Mechanical and chemical recycling systems are essential to re-using our valuable resources, rather than opting for new ones and discarding used ones. Yet, there are barriers both in the available technology and in the market, that cause obstacles in the recycling processes. These are aspects that should be considered during the entire design and development process, to enable easier and more effective recycling methods:

•Today, material blends are not recycled, due to the amount of research and energy required to separate the different fibred from each other. The more a material is homogenous, the more chances it has to be returned to the cycle.

•Another challenge to recycling is the presence of rigid parts, such as closures and buttons. These complicate and slow down the deconstruction and recycling procedure.

•A common obstacle is also the use of sewing threads that have different compositions to the garment’s material. Again, this is a detail that has an effect on the speed and efficiency of the process.

•The presence of colors, dyes, finishes, prints and toxic chemicals can only make the technique more complex.

•Collecting, identifying and separating materials into different categories is a system that should be easier, as it is a necessary component to prepare materials for recycling. Today, the sorting process is done manually (often after collected materials are shipped to low wage countries). Considering the large number of textiles that recycling – and particularly chemical recycling – requires, it is necessary to shift to an automatic sorting procedure. This involves new material categorization detection methods and new textile markings.

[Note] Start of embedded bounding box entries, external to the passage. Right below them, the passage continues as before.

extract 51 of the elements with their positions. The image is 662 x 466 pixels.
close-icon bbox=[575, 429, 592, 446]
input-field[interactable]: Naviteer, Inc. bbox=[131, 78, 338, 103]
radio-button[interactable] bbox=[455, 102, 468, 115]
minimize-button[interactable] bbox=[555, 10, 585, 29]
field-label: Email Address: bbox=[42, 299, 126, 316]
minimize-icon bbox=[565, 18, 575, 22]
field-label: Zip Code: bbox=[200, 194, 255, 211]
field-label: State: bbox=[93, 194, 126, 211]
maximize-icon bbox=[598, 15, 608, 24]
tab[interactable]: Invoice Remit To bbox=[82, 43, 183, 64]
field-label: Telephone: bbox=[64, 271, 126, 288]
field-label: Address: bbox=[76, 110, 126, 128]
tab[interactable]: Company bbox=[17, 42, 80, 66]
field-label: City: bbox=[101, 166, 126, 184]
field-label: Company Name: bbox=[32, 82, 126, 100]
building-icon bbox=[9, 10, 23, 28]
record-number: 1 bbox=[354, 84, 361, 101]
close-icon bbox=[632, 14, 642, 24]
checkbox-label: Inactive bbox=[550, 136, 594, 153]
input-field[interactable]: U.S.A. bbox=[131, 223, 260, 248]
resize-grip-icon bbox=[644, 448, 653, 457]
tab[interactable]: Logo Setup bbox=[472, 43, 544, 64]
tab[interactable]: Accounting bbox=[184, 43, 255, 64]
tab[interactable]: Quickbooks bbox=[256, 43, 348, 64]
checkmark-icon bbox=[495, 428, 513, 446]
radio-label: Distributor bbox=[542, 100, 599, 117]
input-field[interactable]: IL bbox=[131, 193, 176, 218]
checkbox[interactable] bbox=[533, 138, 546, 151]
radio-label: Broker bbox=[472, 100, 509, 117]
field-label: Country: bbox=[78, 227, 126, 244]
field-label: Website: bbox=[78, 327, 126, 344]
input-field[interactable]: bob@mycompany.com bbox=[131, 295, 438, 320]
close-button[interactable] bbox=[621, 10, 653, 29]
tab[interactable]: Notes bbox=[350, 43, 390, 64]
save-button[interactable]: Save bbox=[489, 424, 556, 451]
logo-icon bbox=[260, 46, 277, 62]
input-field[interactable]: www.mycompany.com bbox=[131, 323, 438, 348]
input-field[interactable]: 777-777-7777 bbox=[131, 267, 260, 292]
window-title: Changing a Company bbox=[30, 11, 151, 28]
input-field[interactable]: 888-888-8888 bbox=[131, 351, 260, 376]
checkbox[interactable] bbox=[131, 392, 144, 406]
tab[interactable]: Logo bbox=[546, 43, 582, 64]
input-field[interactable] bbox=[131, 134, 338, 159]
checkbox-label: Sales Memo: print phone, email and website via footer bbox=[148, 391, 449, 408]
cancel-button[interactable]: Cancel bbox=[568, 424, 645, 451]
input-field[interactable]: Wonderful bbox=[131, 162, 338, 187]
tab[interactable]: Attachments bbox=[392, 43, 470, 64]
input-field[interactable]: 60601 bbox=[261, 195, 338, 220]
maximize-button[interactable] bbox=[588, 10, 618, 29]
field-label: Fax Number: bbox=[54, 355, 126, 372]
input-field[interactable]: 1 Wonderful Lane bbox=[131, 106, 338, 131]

Many of these barriers to recycling are surmountable if we make changes to our design processes. For these Reason the Vision of ATC Recycling is to Start to collect and sort-age the cutting waste from CMT factories.

Production Process

Collecting and sorting waste:

1. The main raw material, cotton cutting waste, is collected from cut, make and trim (CMT) factories and then sorted by quality and color.

Recycling

Each quali

ty and color batch is mechanically opened into fibred. The color of the waste defines the color of the final product. No dyeing is needed.

Blending
The mechanically opened cotton waste is mixed with chemically recycled polyester fibred from PET bottles.

 

Spinning

The mixed fibred are spun into yarns. This part of the process is the same as when spinning fibred from virgin material.

Knitting and weaving

    1. The yarns are knitted or woven depending on the final use of the fabric.

Finishing

Depending on the final use of the fabric, the finishing process can include different stages such as compacting, brushing and washing.

The final product will be ready to offering to CMT factories.

Few words for about CMT Production:

This process consists of the cutting, making and trimming of the final product.

Final Product

Finally, we get sustainable good quality garments that use 99% less water and generate 50% fewer CO2 emissions in the production process than similar products made of virgin materials.

Made of 100 % recycled raw materials.

    • 60 % recycled cotton
    • 40 % recycled polyester

Please note that our recycling process is not entirely clinical and our products may contain small amounts of different colored fibers. In dark colors, fibers of different colors do not stand out, but in light colors they are more easily visible. For us, these little colored fibers in our fabric are a feature that reminds us of the uniqueness and origin of our products.